You can expect much the same for Vega 56, too, because otherwise, AMD is surely going to have super-thin margins (if it can make any money off of them at all). Both the Vega 56 and 64 are built like the $1,000 Vega Frontier Edition, with high-quality components, one of the best VRMs out there, and what I’ve been told (but haven’t been able to confirm yet), somewhere around ~$150 USD for the 8GB of HBM2. How can AMD make money on this card?

It’s been like, a week. The launch price only lasted a week?
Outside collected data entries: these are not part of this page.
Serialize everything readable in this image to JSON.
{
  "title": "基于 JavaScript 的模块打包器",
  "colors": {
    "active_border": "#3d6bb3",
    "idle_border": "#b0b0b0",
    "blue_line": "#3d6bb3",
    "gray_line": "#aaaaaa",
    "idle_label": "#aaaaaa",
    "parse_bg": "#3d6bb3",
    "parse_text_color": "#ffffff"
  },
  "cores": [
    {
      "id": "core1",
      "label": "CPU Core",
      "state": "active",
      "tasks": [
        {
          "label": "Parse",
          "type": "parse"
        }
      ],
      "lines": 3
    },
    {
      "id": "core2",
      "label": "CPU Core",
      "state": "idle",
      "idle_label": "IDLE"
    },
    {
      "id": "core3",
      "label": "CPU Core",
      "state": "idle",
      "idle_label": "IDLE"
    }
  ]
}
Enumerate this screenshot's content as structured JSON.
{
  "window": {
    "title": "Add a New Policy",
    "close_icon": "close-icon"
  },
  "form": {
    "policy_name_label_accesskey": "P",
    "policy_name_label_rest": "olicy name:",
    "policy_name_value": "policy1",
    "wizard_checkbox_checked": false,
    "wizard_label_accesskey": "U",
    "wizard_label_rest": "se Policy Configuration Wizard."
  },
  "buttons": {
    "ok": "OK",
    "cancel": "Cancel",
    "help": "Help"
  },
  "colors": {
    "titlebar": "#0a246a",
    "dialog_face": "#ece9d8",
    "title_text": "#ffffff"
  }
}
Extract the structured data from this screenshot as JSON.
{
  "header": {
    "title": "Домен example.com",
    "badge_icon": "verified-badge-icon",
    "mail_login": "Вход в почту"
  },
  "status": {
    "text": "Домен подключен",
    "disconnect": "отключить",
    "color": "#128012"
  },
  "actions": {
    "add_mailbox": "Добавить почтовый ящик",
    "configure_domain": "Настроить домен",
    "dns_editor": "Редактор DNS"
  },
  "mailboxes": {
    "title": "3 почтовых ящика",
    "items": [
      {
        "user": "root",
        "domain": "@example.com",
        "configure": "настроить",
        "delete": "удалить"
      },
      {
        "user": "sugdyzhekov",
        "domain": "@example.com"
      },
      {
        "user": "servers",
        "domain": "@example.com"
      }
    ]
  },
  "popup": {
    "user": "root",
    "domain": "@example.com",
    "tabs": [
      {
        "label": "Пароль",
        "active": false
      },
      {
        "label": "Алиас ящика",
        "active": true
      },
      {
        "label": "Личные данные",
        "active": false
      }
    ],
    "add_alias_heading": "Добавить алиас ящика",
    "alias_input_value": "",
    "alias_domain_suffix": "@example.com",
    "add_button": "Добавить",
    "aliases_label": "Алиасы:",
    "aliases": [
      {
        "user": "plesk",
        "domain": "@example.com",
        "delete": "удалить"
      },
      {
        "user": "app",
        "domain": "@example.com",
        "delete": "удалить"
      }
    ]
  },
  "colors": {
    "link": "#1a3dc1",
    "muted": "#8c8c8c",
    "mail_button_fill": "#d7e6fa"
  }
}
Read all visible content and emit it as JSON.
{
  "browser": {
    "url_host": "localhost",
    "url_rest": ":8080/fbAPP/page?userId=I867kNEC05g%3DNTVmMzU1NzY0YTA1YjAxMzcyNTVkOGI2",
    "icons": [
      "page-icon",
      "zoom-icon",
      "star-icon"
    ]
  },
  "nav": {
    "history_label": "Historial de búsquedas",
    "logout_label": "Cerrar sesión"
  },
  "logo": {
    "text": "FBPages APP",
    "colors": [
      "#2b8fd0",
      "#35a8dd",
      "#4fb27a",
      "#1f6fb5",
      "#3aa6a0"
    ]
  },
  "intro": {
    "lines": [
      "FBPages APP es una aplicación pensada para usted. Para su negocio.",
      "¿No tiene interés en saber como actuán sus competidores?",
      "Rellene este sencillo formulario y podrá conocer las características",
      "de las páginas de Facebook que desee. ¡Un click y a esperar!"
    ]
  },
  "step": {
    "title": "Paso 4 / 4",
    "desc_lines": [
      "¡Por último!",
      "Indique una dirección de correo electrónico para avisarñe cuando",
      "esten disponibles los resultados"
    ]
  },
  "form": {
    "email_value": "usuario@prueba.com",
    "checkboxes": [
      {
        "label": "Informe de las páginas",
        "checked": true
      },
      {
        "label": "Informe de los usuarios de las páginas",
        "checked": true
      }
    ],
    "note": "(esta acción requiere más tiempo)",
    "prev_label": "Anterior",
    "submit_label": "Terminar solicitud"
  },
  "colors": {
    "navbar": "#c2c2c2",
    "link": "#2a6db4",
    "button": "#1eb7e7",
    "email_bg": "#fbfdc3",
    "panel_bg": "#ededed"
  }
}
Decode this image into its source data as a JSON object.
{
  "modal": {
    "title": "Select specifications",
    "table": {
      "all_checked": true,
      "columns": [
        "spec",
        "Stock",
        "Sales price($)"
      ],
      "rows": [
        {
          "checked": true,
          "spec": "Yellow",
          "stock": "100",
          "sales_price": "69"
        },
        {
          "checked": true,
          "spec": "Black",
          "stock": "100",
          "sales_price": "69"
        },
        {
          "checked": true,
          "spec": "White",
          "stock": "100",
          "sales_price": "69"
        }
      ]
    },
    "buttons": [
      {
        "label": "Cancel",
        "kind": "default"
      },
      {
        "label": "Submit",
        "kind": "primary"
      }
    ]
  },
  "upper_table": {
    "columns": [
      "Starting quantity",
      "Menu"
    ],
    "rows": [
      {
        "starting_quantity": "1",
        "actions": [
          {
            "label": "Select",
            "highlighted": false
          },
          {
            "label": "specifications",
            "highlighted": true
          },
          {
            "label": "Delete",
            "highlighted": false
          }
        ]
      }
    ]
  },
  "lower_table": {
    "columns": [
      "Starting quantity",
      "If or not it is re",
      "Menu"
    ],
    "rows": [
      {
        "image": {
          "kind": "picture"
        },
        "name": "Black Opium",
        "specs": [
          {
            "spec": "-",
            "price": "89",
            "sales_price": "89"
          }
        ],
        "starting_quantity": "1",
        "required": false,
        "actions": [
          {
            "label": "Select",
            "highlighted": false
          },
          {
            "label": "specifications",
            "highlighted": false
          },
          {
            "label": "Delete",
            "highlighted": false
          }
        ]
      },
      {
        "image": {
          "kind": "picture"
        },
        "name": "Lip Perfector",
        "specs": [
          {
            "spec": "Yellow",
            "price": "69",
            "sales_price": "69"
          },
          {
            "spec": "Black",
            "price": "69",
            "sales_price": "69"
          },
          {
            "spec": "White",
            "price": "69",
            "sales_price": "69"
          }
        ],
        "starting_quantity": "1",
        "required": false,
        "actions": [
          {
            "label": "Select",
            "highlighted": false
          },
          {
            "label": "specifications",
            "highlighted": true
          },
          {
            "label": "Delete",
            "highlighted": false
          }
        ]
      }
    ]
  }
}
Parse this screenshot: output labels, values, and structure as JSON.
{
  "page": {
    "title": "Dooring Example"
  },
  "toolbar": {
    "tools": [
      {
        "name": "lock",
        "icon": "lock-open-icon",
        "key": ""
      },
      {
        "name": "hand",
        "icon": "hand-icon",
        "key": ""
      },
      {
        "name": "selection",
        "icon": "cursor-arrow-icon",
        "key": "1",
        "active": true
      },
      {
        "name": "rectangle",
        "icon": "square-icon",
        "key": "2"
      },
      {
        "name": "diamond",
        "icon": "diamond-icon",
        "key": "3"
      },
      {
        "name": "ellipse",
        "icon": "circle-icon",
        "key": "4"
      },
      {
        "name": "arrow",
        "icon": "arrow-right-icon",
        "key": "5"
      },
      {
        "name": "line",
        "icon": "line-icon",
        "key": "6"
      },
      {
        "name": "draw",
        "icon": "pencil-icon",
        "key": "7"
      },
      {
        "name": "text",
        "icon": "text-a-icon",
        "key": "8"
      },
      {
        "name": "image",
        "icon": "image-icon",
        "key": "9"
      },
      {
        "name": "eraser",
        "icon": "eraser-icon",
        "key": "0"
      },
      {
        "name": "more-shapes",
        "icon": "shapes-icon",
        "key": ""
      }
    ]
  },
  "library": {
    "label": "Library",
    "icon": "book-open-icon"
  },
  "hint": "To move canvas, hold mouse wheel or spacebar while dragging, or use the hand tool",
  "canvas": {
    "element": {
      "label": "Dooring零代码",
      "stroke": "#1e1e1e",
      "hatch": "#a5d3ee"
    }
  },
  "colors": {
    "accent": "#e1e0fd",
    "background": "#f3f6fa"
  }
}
That’s insane!

So just to get this straight, AMD’s selling a card that performs roughly equivalent to a GTX 1080, which sells for $399, for $499. And it uses a shitton more power too.

Aren’t 1080s in the $500+ range?

You’re right, I saw they dropped the price but misread what it was dropped to. I bought my 1080 when they were $600 (and unavailable at that price).

So the Vega 64 launched at $100 cheaper than the 1080, even though it was pretty close on performance. How the hell did I miss that? I read like 5 separate reviews!

Yeah, last I priced the GTX 1080s, they were going for 550+, especially if you wanted one with a couple of fans and a back plate. These bleeping cryptocurrency miners have us all over a barrel.